Hasso Plattner Institute for Digital Engineering, Digital Engineering Faculty, University of Potsdam, Potsdam 14482, Germany.
Department of Mathematics and Computer Science, Free University of Berlin, Berlin 14195, Germany.
Bioinformatics. 2022 Sep 16;38(Suppl_2):ii168-ii174. doi: 10.1093/bioinformatics/btac495.
Emerging pathogens are a growing threat, but large data collections and approaches for predicting the risk associated with novel agents are limited to bacteria and viruses. Pathogenic fungi, which also pose a constant threat to public health, remain understudied. Relevant data remain comparatively scarce and scattered among many different sources, hindering the development of sequencing-based detection workflows for novel fungal pathogens. No prediction method working for agents across all three groups is available, even though the cause of an infection is often difficult to identify from symptoms alone.

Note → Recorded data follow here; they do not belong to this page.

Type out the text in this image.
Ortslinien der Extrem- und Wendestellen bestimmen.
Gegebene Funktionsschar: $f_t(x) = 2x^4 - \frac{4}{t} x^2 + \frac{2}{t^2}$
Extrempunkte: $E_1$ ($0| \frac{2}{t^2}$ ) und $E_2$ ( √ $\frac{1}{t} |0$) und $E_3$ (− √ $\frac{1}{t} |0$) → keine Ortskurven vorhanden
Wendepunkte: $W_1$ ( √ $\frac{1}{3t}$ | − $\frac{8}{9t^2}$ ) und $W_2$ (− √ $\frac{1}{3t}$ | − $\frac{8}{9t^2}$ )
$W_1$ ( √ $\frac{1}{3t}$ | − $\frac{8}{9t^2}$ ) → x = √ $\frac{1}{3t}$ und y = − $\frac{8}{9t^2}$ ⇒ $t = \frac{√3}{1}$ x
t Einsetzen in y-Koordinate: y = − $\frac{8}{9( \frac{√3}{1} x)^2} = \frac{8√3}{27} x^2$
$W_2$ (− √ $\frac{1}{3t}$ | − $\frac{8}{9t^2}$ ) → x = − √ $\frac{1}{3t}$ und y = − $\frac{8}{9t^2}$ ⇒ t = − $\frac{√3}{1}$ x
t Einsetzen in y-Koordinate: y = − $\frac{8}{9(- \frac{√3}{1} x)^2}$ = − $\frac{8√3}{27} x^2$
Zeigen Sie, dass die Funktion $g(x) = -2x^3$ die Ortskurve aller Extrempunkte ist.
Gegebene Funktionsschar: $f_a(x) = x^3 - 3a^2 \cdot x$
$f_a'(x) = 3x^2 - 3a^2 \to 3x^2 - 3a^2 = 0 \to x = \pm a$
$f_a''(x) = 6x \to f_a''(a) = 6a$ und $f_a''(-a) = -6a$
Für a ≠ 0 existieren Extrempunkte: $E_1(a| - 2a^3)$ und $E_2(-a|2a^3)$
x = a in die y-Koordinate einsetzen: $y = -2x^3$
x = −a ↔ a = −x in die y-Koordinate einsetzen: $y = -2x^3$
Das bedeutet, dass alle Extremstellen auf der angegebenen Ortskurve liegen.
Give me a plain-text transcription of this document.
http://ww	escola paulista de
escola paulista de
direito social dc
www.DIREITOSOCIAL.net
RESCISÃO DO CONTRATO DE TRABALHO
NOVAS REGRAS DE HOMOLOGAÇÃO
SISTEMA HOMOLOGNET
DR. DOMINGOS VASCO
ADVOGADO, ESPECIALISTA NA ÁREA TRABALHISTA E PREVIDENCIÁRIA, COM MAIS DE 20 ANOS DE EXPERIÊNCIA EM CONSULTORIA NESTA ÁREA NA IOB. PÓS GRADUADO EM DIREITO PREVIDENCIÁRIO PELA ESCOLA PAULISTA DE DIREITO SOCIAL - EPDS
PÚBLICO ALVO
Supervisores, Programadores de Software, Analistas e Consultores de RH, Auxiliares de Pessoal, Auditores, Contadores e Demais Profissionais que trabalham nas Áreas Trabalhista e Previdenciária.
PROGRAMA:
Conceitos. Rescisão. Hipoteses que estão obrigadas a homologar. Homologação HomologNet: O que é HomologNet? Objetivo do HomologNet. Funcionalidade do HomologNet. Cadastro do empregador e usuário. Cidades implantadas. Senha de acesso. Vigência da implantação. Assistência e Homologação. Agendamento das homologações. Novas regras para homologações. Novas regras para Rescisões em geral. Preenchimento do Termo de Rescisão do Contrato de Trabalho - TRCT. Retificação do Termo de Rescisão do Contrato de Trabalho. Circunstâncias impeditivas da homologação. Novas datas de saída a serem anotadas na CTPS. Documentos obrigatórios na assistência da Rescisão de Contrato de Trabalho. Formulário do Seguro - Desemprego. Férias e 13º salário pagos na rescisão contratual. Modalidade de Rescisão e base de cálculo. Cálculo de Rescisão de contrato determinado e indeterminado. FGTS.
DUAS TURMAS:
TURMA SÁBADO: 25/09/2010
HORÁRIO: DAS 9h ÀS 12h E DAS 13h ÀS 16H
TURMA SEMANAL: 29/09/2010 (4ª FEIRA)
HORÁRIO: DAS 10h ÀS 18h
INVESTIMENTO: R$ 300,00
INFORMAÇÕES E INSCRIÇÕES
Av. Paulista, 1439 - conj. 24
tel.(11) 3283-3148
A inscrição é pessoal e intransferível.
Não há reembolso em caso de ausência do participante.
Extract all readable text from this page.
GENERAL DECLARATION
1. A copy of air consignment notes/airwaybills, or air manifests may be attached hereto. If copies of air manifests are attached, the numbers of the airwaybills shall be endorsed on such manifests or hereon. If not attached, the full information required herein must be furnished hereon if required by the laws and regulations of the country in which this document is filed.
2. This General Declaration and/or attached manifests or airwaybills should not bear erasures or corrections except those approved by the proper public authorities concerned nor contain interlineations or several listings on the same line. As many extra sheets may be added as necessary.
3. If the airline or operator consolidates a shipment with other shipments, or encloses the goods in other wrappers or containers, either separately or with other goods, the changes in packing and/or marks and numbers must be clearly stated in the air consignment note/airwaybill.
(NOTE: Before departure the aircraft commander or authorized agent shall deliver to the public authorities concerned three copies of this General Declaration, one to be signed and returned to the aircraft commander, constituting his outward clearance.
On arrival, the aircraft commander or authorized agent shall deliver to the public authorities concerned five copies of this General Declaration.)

We present a curated collection of fungal host range data, comprising records on human, animal and plant pathogens, as well as other plant-associated fungi, linked to publicly available genomes. We show that it can be used to predict the pathogenic potential of novel fungal species directly from DNA sequences with either sequence homology or deep learning. We develop learned, numerical representations of the collected genomes and visualize the landscape of fungal pathogenicity. Finally, we train multi-class models predicting if next-generation sequencing reads originate from novel fungal, bacterial or viral threats.
The neural networks trained using our data collection enable accurate detection of novel fungal pathogens. A curated set of over 1400 genomes with host and pathogenicity metadata supports training of machine-learning models and sequence comparison, not limited to the pathogen detection task.
The data, models and code are hosted at https://zenodo.org/record/5846345, https://zenodo.org/record/5711877 and https://gitlab.com/dacs-hpi/deepac.
Supplementary data are available at Bioinformatics online.
新出现的病原体是一个日益严重的威胁,但用于预测新型病原体相关风险的大型数据集和方法仅限于细菌和病毒。致病真菌也对公共卫生构成持续威胁,但研究却相对较少。相关数据仍然相对较少,且分散在许多不同的来源中,这阻碍了基于测序的新型真菌病原体检测工作流程的发展。尽管感染的原因通常仅凭症状难以确定,但对于横跨细菌、真菌和病毒这三个组的病原体,目前还没有预测方法。
我们提出了一个真菌宿主范围数据的精选集,其中包括有关人类、动物和植物病原体以及其他与植物相关的真菌的记录,并与公开可用的基因组相关联。我们表明,它可以直接从 DNA 序列(包括序列同源性或深度学习)预测新型真菌物种的致病潜力。我们开发了所收集基因组的学习型、数值表示,并可视化了真菌致病性的景观。最后,我们训练了多类模型来预测下一代测序reads 是否源自新型真菌、细菌或病毒威胁。
使用我们的数据集训练的神经网络能够准确检测新型真菌病原体。超过 1400 个带有宿主和致病性元数据的精选基因组集支持机器学习模型和序列比较的训练,而不仅仅限于病原体检测任务。
数据、模型和代码托管在 https://zenodo.org/record/5846345、https://zenodo.org/record/5711877 和 https://gitlab.com/dacs-hpi/deepac 上。
补充数据可在《生物信息学》在线获取。